IoT: The Internet and the Thing Were Never the Hard Part
The technology worked. That was almost the whole problem.
By the mid-2010s, you could attach a sensor to almost anything and get data back to a dashboard within minutes. Temperature. Humidity. Pressure. Vibration. Location. Fill levels. Energy consumption. Brake conditions. Door status. Water leakage. Machine anomalies. The hardware was cheap. Connectivity was available. Cloud storage cost almost nothing.
The pitch was clean: replace a dumb device with a smart one, detect problems before they become expensive, automate the response, show the ROI on a slide. Customers nodded. Pilots launched. The proofs-of-concept worked.
And then almost nothing scaled.
Not because the sensors failed. Because the industry had mistaken the technical problem for the actual one.

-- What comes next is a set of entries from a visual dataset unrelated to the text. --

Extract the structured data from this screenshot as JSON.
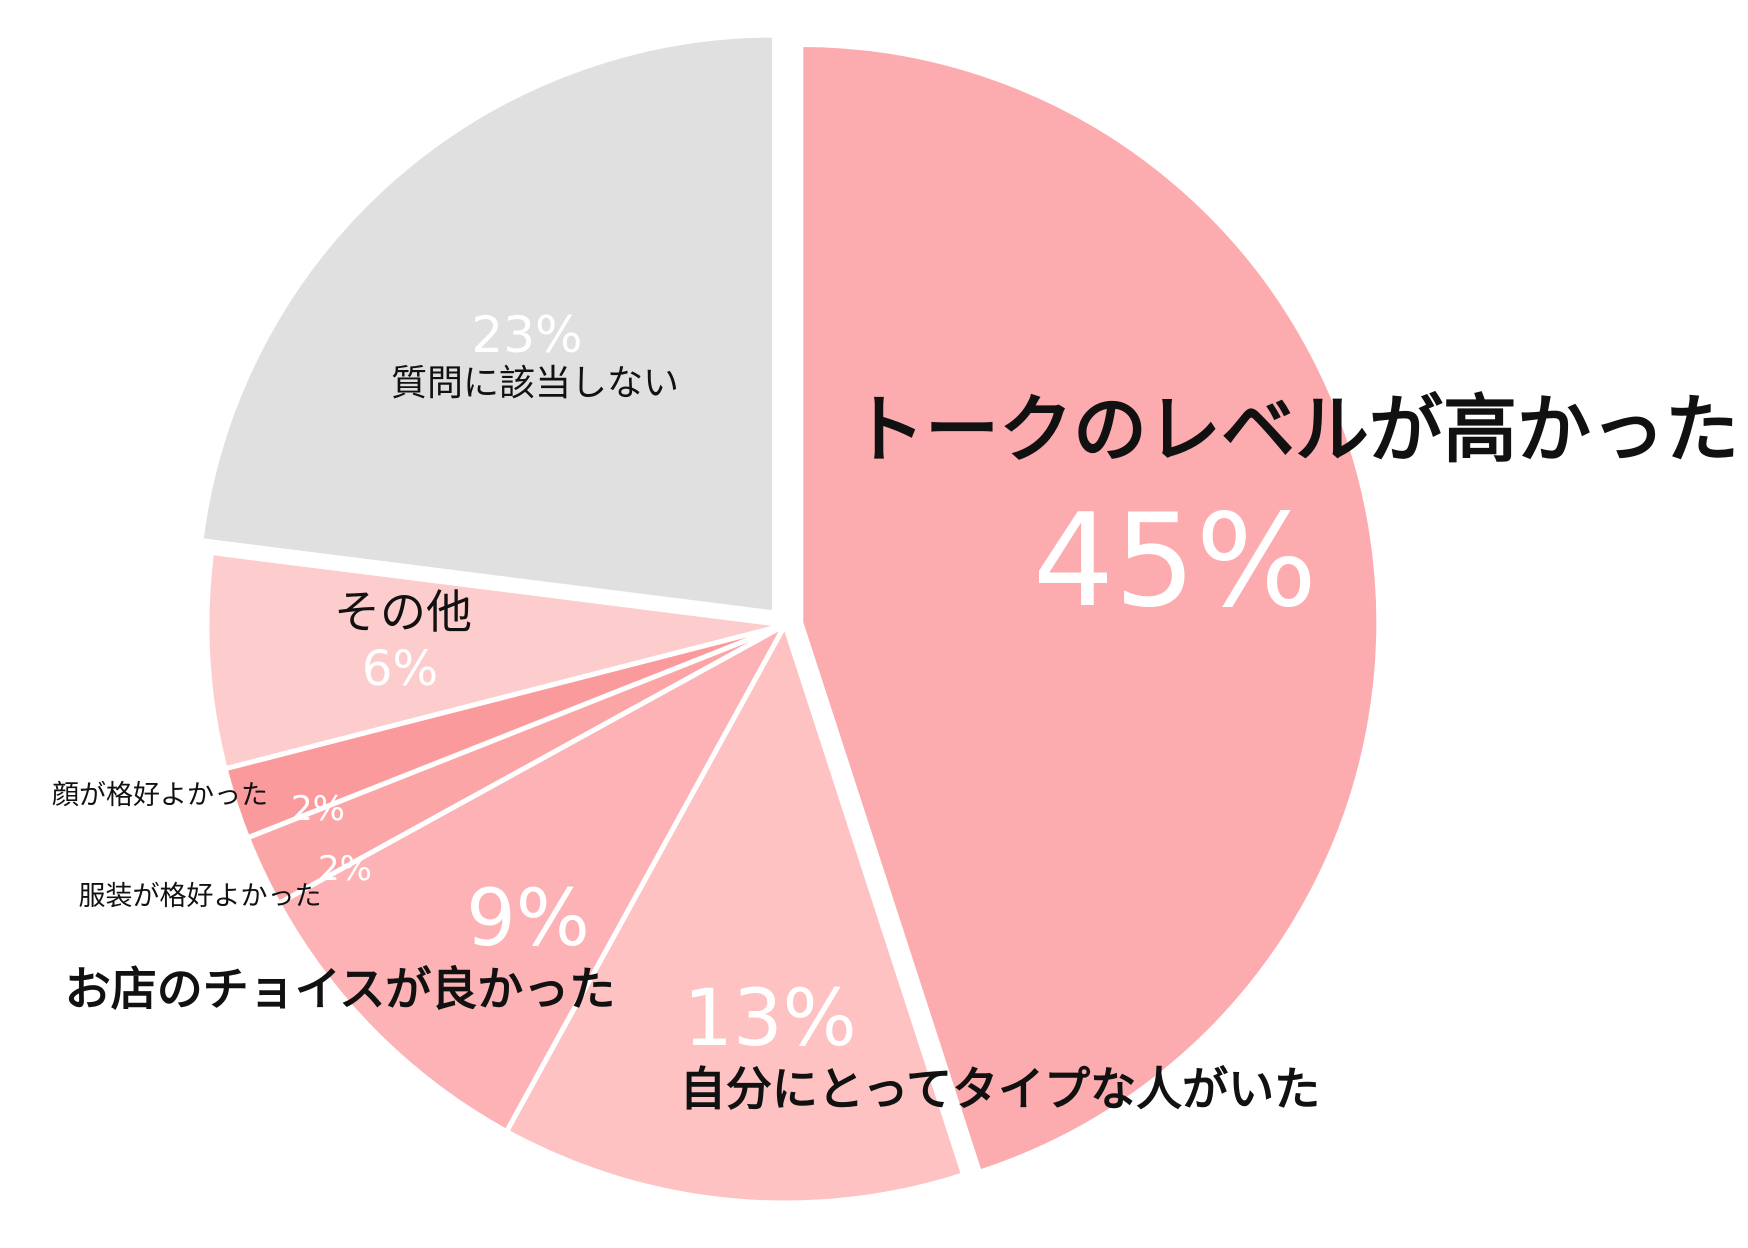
{
  "chart_data": {
    "type": "pie",
    "title": "",
    "slices": [
      {
        "label": "トークのレベルが高かった",
        "percent_label": "45%",
        "value": 45,
        "color": "#FCABAE",
        "exploded": true
      },
      {
        "label": "自分にとってタイプな人がいた",
        "percent_label": "13%",
        "value": 13,
        "color": "#FEC2C3"
      },
      {
        "label": "お店のチョイスが良かった",
        "percent_label": "9%",
        "value": 9,
        "color": "#FDB3B5"
      },
      {
        "label": "服装が格好よかった",
        "percent_label": "2%",
        "value": 2,
        "color": "#FCA5A6"
      },
      {
        "label": "顔が格好よかった",
        "percent_label": "2%",
        "value": 2,
        "color": "#FB9A9C"
      },
      {
        "label": "その他",
        "percent_label": "6%",
        "value": 6,
        "color": "#FDCDCE"
      },
      {
        "label": "質問に該当しない",
        "percent_label": "23%",
        "value": 23,
        "color": "#E0E0E0",
        "exploded": true
      }
    ]
  }
}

When Sensors Start Measuring People
The easy cases in IoT are easy for a specific reason.
A flood sensor does not care who watches it. A transformer does not worry about how its vibration data will be used next year. A parking space does not suspect the city is building a behavioral profile. When the sensor measures a physical condition with no human attached to the consequence, adoption is straightforward. The benefit is immediate. The perceived risk is low.
The friction arrives the moment data stops describing a condition and starts describing a person.